RealYungPhil vient des alentours de Hartford, la capitale du Connecticut, qui n'est pas l'endroit le mieux identifié sur la grande carte du rap. De plus, il change régulièrement de producteurs et de patte sonore, s'appuyant sur des talents atypiques, par exemple les Suédois Gud, Woesum et Yung Sherman sur son album de 2023 Victory Music, connus surtout pour leur association avec Yung Lean au sein du groupe Sad Boys. Et sa musique, qu'il a commencé à enregistrer en chambre, désœuvré, pendant la période du COVID, n'est pas des plus saillantes. Ses sons, il les pioche dans ces genres profil bas que sont la plugg music et le cloud rap.
Cependant, le bouche-à-oreille a fonctionné, et la relocalisation dans cet endroit mieux exposé qu'est la Californie a joué en sa faveur, sans doute. Ces dernières années, ses albums Dr. Phil et Dr. Philvinci ont fait leur chemin auprès des critiques et des auditeurs le plus avertis, suivi cette année par le Victory Music susnommé, un album compact, aux plages courtes et peu nombreuses, et globalement réussi.
Celui-ci ne dévoile rien de la musique de victoire annoncée. RealYungPhil n'appartient pas au cercle des gagnants dont il est question sur le titre du même nom, "Winners Circle". Au contraire, domine ici une musique diaphane, faite pour l'essentiel de sonorités éthérées et d'ambiances contemplatives issues des musiques électroniques plutôt que du rap.

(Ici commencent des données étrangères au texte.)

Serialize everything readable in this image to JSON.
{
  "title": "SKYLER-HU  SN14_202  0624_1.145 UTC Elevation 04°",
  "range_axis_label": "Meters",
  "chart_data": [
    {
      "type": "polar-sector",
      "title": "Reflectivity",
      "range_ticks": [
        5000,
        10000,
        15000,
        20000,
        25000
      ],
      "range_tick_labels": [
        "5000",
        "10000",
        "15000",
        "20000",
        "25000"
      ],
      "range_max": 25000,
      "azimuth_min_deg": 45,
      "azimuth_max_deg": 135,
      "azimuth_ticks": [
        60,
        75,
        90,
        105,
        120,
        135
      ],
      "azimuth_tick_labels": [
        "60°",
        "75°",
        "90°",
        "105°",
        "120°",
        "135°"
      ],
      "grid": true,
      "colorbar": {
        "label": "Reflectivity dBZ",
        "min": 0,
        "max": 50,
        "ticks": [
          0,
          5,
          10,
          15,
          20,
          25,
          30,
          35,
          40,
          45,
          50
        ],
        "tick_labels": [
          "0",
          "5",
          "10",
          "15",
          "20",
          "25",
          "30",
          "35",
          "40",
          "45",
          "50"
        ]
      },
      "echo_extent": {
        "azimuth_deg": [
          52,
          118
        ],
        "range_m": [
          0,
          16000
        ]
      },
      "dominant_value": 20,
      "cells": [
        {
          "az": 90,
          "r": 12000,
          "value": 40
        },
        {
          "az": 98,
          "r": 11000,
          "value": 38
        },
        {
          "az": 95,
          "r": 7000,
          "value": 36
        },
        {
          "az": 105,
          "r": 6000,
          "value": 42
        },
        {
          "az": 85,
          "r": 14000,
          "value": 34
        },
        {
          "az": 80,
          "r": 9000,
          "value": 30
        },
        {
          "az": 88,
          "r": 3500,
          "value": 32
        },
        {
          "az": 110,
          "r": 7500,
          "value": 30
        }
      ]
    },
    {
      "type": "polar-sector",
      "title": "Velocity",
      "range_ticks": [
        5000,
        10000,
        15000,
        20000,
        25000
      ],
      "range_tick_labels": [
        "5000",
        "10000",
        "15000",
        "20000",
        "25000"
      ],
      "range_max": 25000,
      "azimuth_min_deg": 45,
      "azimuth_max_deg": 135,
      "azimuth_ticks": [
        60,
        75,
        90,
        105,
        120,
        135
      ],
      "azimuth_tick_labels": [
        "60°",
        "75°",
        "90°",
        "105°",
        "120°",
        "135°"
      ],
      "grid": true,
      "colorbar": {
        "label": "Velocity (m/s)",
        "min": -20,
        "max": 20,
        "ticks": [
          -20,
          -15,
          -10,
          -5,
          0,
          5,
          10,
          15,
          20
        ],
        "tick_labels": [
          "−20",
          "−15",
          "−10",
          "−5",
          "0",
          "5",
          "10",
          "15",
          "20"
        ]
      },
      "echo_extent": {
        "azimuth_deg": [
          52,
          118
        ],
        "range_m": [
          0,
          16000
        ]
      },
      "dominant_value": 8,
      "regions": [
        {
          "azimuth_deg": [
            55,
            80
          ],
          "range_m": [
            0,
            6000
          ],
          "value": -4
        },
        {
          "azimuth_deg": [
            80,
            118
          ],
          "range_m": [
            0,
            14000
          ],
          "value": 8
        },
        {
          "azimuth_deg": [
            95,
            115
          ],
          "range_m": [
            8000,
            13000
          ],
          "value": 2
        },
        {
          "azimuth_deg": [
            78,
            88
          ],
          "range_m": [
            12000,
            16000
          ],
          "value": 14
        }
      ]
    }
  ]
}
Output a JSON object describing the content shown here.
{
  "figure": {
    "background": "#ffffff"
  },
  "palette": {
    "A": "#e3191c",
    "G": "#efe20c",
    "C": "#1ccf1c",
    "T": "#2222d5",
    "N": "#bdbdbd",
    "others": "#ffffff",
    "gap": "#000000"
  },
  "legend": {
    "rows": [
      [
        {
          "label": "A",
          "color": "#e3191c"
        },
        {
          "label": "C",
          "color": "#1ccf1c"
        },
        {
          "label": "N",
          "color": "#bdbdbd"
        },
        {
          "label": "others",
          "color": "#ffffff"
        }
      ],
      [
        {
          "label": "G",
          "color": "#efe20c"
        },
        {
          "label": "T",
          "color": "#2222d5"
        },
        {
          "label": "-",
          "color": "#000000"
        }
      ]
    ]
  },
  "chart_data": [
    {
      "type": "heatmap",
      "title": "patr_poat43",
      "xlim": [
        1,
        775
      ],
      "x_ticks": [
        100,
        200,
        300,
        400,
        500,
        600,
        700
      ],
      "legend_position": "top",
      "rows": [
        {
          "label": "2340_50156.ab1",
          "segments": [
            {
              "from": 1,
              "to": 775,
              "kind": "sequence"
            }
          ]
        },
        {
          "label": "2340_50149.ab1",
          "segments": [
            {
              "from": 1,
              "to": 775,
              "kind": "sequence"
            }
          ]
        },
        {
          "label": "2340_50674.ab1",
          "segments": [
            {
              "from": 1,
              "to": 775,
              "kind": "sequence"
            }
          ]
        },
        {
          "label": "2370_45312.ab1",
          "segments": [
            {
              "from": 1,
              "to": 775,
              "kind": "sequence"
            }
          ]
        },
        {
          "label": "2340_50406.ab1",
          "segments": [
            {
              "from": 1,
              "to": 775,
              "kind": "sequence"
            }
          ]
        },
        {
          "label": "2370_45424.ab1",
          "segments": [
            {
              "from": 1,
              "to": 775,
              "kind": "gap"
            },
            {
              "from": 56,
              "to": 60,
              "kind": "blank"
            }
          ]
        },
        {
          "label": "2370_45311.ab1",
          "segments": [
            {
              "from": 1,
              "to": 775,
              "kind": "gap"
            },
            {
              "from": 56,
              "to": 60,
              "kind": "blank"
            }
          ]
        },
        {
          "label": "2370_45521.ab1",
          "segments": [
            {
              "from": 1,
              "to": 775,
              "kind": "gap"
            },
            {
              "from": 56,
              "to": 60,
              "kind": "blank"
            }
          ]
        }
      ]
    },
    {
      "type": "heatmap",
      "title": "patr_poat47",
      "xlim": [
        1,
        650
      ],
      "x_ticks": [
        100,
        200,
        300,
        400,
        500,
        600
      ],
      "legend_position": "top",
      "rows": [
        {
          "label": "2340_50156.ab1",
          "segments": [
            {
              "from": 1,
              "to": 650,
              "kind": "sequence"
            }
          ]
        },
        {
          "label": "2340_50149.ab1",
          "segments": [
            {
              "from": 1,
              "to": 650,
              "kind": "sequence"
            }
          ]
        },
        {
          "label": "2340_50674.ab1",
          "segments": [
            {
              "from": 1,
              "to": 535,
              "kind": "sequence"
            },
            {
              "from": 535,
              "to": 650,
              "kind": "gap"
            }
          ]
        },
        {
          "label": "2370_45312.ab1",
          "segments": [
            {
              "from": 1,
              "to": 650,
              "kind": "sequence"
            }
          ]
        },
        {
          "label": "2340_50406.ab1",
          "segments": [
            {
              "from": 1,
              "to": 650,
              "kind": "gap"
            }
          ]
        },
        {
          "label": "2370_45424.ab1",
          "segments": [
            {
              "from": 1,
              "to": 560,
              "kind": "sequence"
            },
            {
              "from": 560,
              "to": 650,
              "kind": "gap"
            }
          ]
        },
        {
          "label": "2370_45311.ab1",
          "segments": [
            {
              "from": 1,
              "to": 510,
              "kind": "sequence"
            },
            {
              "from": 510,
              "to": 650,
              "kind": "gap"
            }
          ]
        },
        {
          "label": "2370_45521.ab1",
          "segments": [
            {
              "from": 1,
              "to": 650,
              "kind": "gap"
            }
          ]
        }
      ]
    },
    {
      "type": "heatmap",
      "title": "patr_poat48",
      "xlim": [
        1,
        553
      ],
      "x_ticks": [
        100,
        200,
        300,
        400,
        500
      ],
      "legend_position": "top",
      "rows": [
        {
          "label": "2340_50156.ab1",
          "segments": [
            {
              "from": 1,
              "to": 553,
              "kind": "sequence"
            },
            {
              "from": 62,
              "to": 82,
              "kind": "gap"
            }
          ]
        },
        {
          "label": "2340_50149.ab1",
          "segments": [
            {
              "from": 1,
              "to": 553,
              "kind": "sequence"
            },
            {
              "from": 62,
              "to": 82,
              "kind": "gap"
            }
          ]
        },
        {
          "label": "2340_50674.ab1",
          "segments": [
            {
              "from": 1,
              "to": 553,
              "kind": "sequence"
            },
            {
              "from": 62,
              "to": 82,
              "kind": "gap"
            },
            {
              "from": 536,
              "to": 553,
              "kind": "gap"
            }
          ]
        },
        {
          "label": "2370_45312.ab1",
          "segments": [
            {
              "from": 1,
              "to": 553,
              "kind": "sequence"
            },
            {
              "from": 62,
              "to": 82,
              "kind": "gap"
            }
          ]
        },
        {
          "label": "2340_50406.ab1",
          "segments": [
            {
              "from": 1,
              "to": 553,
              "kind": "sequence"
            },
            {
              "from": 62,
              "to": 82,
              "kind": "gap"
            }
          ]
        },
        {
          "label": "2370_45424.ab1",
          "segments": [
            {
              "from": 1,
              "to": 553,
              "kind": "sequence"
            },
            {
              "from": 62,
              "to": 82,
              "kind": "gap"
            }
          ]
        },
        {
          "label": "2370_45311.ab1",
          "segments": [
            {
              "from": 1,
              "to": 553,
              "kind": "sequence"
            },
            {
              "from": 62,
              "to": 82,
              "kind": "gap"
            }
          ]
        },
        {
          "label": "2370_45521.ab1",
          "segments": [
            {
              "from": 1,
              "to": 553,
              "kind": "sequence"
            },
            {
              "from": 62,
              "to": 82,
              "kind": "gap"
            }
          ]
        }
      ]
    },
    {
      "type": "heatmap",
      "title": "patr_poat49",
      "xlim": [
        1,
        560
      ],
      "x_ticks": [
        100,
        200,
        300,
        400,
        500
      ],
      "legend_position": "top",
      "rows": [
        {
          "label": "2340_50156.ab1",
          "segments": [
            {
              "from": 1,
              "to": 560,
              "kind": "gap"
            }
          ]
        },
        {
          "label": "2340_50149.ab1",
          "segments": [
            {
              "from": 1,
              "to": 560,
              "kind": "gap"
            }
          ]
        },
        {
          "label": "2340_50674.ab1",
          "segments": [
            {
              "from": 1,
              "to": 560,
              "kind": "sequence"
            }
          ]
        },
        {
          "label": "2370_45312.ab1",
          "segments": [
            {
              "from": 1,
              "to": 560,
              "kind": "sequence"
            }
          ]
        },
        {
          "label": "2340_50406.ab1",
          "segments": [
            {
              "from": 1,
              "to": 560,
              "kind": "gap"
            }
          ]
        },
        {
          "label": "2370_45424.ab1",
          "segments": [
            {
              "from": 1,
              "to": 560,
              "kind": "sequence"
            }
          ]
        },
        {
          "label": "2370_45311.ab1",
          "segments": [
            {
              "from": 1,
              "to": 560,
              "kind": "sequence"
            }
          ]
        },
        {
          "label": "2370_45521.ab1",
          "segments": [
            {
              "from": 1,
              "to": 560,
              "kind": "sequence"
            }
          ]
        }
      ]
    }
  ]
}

Et dans les propos déclamés sans pause par RealYungPhil, toujours sur le même ton, dans un style comparable aux compères RXK Nephew et Rx Papi (pour la petite histoire, ce dernier a conçu lui aussi un album avec Gud), on entend de l'introspection, de la tristesse, de l'inconfort, de la défiance et de la solitude. Derrière ces paroles qui parlent de filles, d'argent, de rivaux et de belles bagnoles, on devine l'univers habituel aux rappeurs, celui du deal et des quartiers, mais tout est abstrait et suggéré, plutôt qu'explicite.
Et les deux univers, celui de l'Américain et celui des Suédois, vont bien ensemble. Surtout quand des bribes de mélodie ou des samples fantomatiques subliment délicatement les titres "I Had Enough" et "Talk Of The Town", ou que de faux airs de rock shoegaze habillent le single "Opening Doors". C'est de cette alliance même, dont vient en fait la victoire dont il n'est jamais vraiment question sur l'album.